Political conflict in Asia and the Pacific, along with labor needs in the United States, have catalyzed different waves of Asian and Pacific Islander immigration from the nineteenth century to today. In the second half of the twentieth century, conflicts and decolonization in Asia and the Pacific have led to upheavals of various kinds—military, economic, social, and environmental—that have developed into complex migratory and refugee flows that involve stops at refugee camps in multiple countries and states.
Employers and community networks have often helped to accelerate immigration for a number of different ethnic groups. These groups are often associated with specific businesses or employment, from American Samoans connected with Fort Hood in Texas to Hmong American farmers in Florida. South Asian male immigrants began to enter in large numbers in the 1990s for employment in information technology (IT) positions through the H1-B visa program for “specialty occupations,” and South Asian-owned motels, half or more Gujarati-owned, extend across the South as in other parts of the country.
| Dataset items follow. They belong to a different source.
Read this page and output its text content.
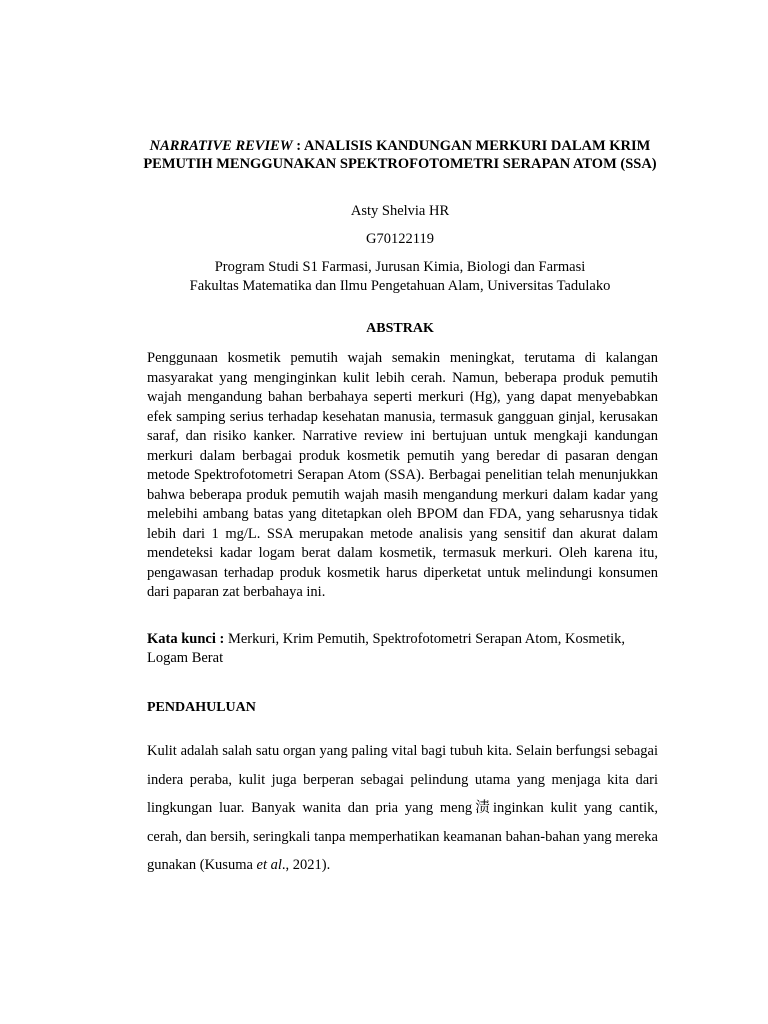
NARRATIVE REVIEW : ANALISIS KANDUNGAN MERKURI DALAM KRIM PEMUTIH MENGGUNAKAN SPEKTROFOTOMETRI SERAPAN ATOM (SSA)
Asty Shelvia HR
G70122119
Program Studi S1 Farmasi, Jurusan Kimia, Biologi dan Farmasi
Fakultas Matematika dan Ilmu Pengetahuan Alam, Universitas Tadulako
ABSTRAK

Penggunaan kosmetik pemutih wajah semakin meningkat, terutama di kalangan masyarakat yang menginginkan kulit lebih cerah. Namun, beberapa produk pemutih wajah mengandung bahan berbahaya seperti merkuri (Hg), yang dapat menyebabkan efek samping serius terhadap kesehatan manusia, termasuk gangguan ginjal, kerusakan saraf, dan risiko kanker. Narrative review ini bertujuan untuk mengkaji kandungan merkuri dalam berbagai produk kosmetik pemutih yang beredar di pasaran dengan metode Spektrofotometri Serapan Atom (SSA). Berbagai penelitian telah menunjukkan bahwa beberapa produk pemutih wajah masih mengandung merkuri dalam kadar yang melebihi ambang batas yang ditetapkan oleh BPOM dan FDA, yang seharusnya tidak lebih dari 1 mg/L. SSA merupakan metode analisis yang sensitif dan akurat dalam mendeteksi kadar logam berat dalam kosmetik, termasuk merkuri. Oleh karena itu, pengawasan terhadap produk kosmetik harus diperketat untuk melindungi konsumen dari paparan zat berbahaya ini.

Kata kunci : Merkuri, Krim Pemutih, Spektrofotometri Serapan Atom, Kosmetik, Logam Berat
PENDAHULUAN

Kulit adalah salah satu organ yang paling vital bagi tubuh kita. Selain berfungsi sebagai indera peraba, kulit juga berperan sebagai pelindung utama yang menjaga kita dari lingkungan luar. Banyak wanita dan pria yang meng渍inginkan kulit yang cantik, cerah, dan bersih, seringkali tanpa memperhatikan keamanan bahan-bahan yang mereka gunakan (Kusuma et al., 2021).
This module focuses on two migratory flows: the Chinese population in Mississippi in the 1870s and the Marshallese population in northwest Arkansas in the 1980s. Each case study shows how US foreign policy in Asia and the Pacific, as well as US labor needs, caused and increased migration. We will learn how these communities formed and found work in particular industries, and how they changed over time. Rather than thinking of these communities as “in-between” Black and white southerners, we consider the network of relationships the Chinese and Marshallese communities forged and navigated in their contexts.
Why did Chinese laborers begin opening grocery stores in the Mississippi Delta, and how did they interact with the Black community?
Why did Marshallese people come to Arkansas, and what were their living conditions in the US?
How are the migration patterns of Chinese and Marshallese laborers connected?